US tech company becomes first to microchip employees

The chips will allow employees to pay for food and drink in the company’s break room, open doors, login to computers and use the copy machine

The chips will be implanted underneath the skin between the thumb and forefinger, and will use so-called near-field communications – or NFC – which is the same technology used in contactless credit cards and mobile payments
The chips will be implanted underneath the skin between the thumb and forefinger, and will use so-called near-field communications – or NFC – which is the same technology used in contactless credit cards and mobile payments

A tech company in Wisconsin has announced that it will become the first business in the US to microchip its employees.

Three Square Market, which designs software for break rooms, says that it is offering to microchip everyone who works there on 1 August but stressed that the programme is optional. It said that it expects over 50 staff to take part.

The chips will allow those who have them to pay for food and drink in the company’s break room, open doors, login to computers and use the copy machine.

They will be implanted underneath the skin between the thumb and forefinger, and will use so-called near-field communications – or NFC – which is the same technology used in contactless credit cards and mobile payments.

The company’s chief executive, Todd Westby, said that the chips would also be used to unlock phones, share business cards and store medical and health information.

“Eventually, this technology will become standardised allowing you to use this as your passport, public transit, all purchasing opportunities, etc,” he said in a press release.

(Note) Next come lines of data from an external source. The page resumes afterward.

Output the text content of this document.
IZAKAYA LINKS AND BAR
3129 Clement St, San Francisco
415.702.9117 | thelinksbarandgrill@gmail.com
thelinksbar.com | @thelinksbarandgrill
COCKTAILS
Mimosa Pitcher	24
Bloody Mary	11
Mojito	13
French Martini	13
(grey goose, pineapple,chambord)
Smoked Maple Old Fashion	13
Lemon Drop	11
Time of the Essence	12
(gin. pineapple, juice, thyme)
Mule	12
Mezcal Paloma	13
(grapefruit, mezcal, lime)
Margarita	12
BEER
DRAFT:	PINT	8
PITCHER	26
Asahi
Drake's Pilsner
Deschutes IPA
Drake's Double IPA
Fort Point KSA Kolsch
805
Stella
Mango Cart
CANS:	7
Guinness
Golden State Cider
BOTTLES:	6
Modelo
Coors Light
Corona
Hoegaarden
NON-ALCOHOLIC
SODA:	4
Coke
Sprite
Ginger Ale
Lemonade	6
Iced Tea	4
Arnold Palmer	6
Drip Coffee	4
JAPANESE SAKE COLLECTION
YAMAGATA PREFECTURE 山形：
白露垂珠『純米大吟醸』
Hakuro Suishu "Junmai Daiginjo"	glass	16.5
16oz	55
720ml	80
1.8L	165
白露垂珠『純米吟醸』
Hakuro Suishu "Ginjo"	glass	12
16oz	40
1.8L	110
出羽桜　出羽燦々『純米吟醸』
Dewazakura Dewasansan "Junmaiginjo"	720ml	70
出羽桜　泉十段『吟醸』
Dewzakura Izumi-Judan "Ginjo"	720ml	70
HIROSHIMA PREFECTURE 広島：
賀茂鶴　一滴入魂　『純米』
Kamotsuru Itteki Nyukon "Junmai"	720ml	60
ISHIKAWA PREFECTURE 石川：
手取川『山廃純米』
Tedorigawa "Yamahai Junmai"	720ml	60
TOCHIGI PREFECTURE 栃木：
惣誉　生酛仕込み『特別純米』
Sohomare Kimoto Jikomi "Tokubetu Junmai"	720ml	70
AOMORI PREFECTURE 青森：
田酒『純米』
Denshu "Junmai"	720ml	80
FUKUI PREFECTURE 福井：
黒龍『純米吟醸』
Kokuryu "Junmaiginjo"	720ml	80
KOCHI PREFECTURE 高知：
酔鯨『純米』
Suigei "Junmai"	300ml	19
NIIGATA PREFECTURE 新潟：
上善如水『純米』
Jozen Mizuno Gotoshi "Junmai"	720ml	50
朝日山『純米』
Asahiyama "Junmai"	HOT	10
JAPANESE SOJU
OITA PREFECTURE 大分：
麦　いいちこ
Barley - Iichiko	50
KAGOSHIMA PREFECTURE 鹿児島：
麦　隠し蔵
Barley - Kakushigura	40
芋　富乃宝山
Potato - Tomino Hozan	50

"The international market place is wide-open and we believe that the future trajectory of total market share is going to be driven by who captures this arena first," said chief operating officer, Patrick McMullan.

Biometric information and technology is experiencing a surge in popularity and earlier this year a Swedish rail company started offering passengers the option of using a chip implanted into their hand in lieu of a paper train ticket.

Last week, high street lender TSB announced that it was becoming the first bank in Europe to introduce iris recognition on its mobile banking app.

But the trend has also raised wide-spread concerns around safety and privacy.

Earlier this year, a German hacking collective fooled an iris scanner on a Samsung phone with a photograph and a contact lens.

It was the second security blow dealt to the South Korean conglomerate in the space of a few months, after its facial recognition technology – also designed to allow users to unlock their phones password-free – was tricked almost immediately after launching.

Researchers at a mobile security firm called Vkansee last year reportedly used Play-Doh to collect fingerprints and unlock an iPhone.